The Walkman is 40 this year. Nick Richards rewinds to their heyday and then fast forwards to the current day in which cassettes are enjoying a mini-revival

Eastern Daily Press: The vinyl record and cassette department at WHSmith around 40 years agoThe vinyl record and cassette department at WHSmith around 40 years ago (Image: Archant)

Rewind 40 years to a time before streaming, Spotify, iPods, file sharing, Napster and even CDs and the cassette was king. Anybody over 30 will probably remember a time when the humble cassette was really the best friend of any music fan. A flexible medium to record anything on simply gave it endless possibilities. It was a hard plastic-wrapped currency in the school playground, a way in to the record collections of both friends and their older brothers or sisters.

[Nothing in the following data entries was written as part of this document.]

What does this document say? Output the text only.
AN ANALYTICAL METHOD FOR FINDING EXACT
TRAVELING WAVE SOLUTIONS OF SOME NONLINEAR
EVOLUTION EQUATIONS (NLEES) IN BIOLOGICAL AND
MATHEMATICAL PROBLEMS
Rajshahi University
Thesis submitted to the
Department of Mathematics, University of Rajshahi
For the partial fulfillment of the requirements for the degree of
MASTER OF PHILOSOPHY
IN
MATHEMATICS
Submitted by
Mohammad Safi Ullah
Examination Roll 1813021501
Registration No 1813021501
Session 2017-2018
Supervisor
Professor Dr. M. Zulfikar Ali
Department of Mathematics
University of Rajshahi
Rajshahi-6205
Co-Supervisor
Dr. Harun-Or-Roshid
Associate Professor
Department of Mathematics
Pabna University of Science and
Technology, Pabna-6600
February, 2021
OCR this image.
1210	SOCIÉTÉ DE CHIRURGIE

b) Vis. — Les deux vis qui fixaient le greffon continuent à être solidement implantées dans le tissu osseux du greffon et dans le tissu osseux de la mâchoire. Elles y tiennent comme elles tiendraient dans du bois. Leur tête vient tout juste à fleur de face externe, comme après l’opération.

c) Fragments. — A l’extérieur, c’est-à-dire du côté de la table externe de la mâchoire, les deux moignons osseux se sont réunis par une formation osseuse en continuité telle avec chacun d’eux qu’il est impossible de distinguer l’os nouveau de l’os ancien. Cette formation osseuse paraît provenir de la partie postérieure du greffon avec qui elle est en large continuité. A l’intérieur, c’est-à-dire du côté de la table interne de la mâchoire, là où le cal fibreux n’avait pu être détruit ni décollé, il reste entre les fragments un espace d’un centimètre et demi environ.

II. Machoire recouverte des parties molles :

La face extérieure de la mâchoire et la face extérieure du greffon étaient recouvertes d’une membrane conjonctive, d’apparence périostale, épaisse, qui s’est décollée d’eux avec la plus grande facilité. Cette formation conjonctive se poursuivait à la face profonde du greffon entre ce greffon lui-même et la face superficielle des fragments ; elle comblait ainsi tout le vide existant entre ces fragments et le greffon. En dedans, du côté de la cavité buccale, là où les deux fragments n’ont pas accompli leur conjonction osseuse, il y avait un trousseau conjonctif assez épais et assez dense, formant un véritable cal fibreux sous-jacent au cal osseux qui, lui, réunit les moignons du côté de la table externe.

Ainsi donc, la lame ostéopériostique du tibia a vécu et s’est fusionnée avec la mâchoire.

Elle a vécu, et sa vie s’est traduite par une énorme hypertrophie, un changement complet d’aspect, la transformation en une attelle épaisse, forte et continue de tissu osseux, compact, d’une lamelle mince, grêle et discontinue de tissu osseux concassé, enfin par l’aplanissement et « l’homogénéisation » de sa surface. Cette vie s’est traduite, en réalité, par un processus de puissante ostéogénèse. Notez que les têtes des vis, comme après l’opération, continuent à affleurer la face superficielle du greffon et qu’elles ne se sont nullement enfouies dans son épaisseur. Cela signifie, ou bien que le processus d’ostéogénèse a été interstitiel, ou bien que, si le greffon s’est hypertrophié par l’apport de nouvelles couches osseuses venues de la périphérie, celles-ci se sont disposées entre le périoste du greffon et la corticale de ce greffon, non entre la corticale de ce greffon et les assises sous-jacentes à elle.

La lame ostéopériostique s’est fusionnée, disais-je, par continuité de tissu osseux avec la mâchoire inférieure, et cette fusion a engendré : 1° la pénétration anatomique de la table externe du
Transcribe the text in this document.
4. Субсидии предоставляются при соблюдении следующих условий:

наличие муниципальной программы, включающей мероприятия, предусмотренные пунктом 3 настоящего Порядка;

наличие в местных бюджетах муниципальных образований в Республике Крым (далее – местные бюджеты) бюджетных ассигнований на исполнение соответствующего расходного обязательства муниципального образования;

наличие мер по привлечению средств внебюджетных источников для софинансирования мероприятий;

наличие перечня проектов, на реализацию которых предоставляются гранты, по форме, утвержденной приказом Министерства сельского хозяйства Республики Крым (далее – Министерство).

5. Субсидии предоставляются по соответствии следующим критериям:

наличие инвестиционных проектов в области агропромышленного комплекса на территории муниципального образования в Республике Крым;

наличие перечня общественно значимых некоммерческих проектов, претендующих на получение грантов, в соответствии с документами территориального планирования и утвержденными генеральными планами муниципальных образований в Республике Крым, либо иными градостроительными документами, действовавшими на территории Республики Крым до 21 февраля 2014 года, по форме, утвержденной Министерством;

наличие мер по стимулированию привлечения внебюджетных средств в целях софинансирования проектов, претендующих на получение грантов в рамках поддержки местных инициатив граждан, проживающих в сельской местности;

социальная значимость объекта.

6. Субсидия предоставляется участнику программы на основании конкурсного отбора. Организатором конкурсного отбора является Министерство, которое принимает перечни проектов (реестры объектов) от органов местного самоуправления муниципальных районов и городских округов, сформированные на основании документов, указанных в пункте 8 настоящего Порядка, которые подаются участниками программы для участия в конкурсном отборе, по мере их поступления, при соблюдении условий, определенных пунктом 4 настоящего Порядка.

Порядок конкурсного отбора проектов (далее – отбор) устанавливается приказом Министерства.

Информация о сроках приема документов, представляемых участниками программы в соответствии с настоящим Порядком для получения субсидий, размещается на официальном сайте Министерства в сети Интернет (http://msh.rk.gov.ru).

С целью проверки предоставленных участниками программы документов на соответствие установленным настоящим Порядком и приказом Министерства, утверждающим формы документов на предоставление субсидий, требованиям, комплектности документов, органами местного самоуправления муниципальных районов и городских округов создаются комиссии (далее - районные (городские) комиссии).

Blank tapes, mix tapes, compilation tapes, bootleg tapes, pirate tapes, taping the Top 40, just the phrase 'I'll tape it for you' was a portal to a whole new world – a way to impress friends, mates and potential lovers. A way of shuffling your music collection on to a hard copy, a way of documenting your music tastes for anyone willing to listen.

Of course they weren't just used for music – anyone who owned a Sinclair ZX Spectrum or Commodore 64 will remember buying games on tape – and then also producing copies for your mates.

People talk about the DIY ethic of punk music in terms of home-made fanzines and producing their own vinyl records, but the music cassette did far more for unsigned bands to get radio play. The demo tape was the way to get exposure and, if you were lucky, to get that record deal.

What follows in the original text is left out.